Why regression model built using torch wont work well?

I am quite new with torch.
And I have mostly difficulty with fitting simple feed forward network with some random data

class Net(torch.nn.Module):
    def __init__(self, n_feature, n_hidden, n_output):
        super(Net, self).__init__()
        self.hidden = torch.nn.Linear(n_feature, n_hidden)   
        self.predict = torch.nn.Linear(n_hidden, n_output)   

    def forward(self, x):
        x = F.relu(self.hidden(x))     
        x = self.predict(x)            
        return x
import sklearn.datasets as datasets
X_,y_=datasets.make_regression(n_samples=500,n_features=2,noise=0.1)
X = torch.from_numpy(X_).float()
y = torch.from_numpy(y_).float()
net = Net(n_feature=2, n_hidden=10, n_output=1)     
print(net)  

optimizer = torch.optim.SGD(net.parameters(), lr=0.02)
loss_func = torch.nn.MSELoss()

for t in range(2000):
    prediction = net(X)    

    loss = loss_func(prediction, y)     

    optimizer.zero_grad()   
    loss.backward()         
    optimizer.step()        

    if t % 5 == 0:
        print(loss.data.numpy())

I tried to tune hyper parameters like number of nodes and learning rate as well as tried changing optimiser and loss function but looks like not much improvement. Is there any issue in above code or someone also had bad time with torchs regression?

optimizer.zero_grad() should be calculated before loss = loss_func(prediction, y)

I tried rearranging zero grad before loss but but seems like loss not going much down though.
index

In fact, optimizer.zero_grad() should be before prediction = net(X)

Also, try to reduce the learning rate, maybe using learning rate decay via scheduler

Yes that is what I tried so now

for t in range(2000):
    prediction = net(X)    

    loss = loss_func(prediction, y)       
    loss.backward()         
    optimizer.step()        

    if t % 5 == 0:
        print(loss.data.numpy())
  optimizer.zero_grad()

yes it is before prediction
and I just compared results from model with training data its still looks like not learning anything

index2

hence loss is very high

Try this:

for t in range(2000):
    optimizer.zero_grad()
    prediction = net(X)    
    loss = loss_func(prediction, y)       
    loss.backward()         
    optimizer.step()        

    if t % 5 == 0:
        print(loss.data.numpy())

Also, you might need to lower the learning rate as I described above

losses=[]
scheduler = torch.optim.lr_scheduler.StepLR(optimizer, step_size=30, gamma=0.1)
for t in range(2000):
    optimizer.zero_grad()   # clear gradients for next train
    prediction = net(X)     # input x and predict based on x
    

    loss = loss_func(prediction, y)   

    
    loss.backward()         # backpropagation, compute gradients
    optimizer.step()        # apply gradients
    scheduler.step()      # change learning rate on every 30th iteration 

    if t % 5 == 0:
        losses.append(loss.data.numpy())

I already tried both ways but but still loss and prediction doesn’t change .
I think need some transformation over data.

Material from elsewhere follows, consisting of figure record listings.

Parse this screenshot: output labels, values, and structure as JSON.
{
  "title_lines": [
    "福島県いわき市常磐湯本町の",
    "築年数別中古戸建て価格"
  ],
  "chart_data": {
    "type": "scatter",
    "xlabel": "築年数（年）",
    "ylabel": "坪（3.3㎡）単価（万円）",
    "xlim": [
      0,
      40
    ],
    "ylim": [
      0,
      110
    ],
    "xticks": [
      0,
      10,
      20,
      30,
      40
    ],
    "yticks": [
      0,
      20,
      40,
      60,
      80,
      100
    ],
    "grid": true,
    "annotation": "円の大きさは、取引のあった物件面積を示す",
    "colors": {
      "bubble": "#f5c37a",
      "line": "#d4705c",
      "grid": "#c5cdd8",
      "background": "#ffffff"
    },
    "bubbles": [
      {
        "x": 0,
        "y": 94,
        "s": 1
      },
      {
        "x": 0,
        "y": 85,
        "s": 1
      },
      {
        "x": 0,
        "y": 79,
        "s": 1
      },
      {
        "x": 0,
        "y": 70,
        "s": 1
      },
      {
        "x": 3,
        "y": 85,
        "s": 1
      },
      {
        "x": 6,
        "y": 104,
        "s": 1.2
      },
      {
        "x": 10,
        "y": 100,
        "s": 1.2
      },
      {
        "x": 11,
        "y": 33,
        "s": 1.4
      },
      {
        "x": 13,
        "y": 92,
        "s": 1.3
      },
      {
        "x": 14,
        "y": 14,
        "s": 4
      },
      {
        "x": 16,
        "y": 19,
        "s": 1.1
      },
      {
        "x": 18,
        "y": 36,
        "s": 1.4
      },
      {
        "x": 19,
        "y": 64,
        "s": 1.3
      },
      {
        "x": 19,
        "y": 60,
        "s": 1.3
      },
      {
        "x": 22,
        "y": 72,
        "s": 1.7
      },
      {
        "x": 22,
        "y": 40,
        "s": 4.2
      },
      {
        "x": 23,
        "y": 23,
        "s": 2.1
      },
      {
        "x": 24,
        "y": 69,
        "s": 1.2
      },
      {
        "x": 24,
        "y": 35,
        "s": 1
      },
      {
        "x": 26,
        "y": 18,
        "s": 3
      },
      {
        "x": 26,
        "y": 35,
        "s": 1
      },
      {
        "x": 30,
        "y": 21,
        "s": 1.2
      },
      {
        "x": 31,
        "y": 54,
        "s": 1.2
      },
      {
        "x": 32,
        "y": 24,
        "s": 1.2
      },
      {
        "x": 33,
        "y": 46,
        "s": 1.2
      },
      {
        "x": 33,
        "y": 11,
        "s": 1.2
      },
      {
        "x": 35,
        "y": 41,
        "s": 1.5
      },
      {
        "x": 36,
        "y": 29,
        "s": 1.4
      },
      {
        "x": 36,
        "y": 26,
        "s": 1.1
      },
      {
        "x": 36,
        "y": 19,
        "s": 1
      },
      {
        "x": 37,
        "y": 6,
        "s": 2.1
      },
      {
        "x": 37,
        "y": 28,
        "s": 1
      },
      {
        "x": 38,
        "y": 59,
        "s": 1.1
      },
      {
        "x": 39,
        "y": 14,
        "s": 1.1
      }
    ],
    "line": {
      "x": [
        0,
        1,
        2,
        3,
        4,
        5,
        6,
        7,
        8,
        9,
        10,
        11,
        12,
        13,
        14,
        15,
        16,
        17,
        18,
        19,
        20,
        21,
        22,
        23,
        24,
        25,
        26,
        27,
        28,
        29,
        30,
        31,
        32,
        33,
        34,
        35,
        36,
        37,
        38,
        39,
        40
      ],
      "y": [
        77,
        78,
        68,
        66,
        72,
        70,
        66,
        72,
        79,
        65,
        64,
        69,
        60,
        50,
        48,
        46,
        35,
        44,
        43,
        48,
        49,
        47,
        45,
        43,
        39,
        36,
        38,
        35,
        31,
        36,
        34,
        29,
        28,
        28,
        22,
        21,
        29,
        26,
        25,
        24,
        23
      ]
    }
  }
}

You need thus to normalize your data to have zero mean and unit variance.

I am trying normalisation but I am still worried about why torch fails to learn anything? as most of prediction from model is around zero

Might be unrelated, but could you check if the model output and target have the same shape?
If your target is missing the feature dimension ([batch_size] instead of [batch_size, 1]), an unwanted broadcast might be applied.
In the latest version this should throw a warning.

1 Like

This was real issue I was using Torch 1.0.0 hence didn’t got any warning

@Deeply Do you have any references for your statement? As far as I know, that is not necessary.

I think ptrblck provided the solution to your problem, but, it would be a good idea to normalize your data, especially if it has entries of different numerical ranges/scales. For example, assume having a vector with these two values x=[.05, 12]. Working with this vector may make your regression biased toward the highest value (i.e. 12). Here’s a link that describes this issue in some detail.

@Deeply I did not mean the normalization, meant the part about the position of zero_grad :slight_smile:

I think the method based on ptrblck’s comment with a lower learning_rate (i.e. 1e-3) makes sense.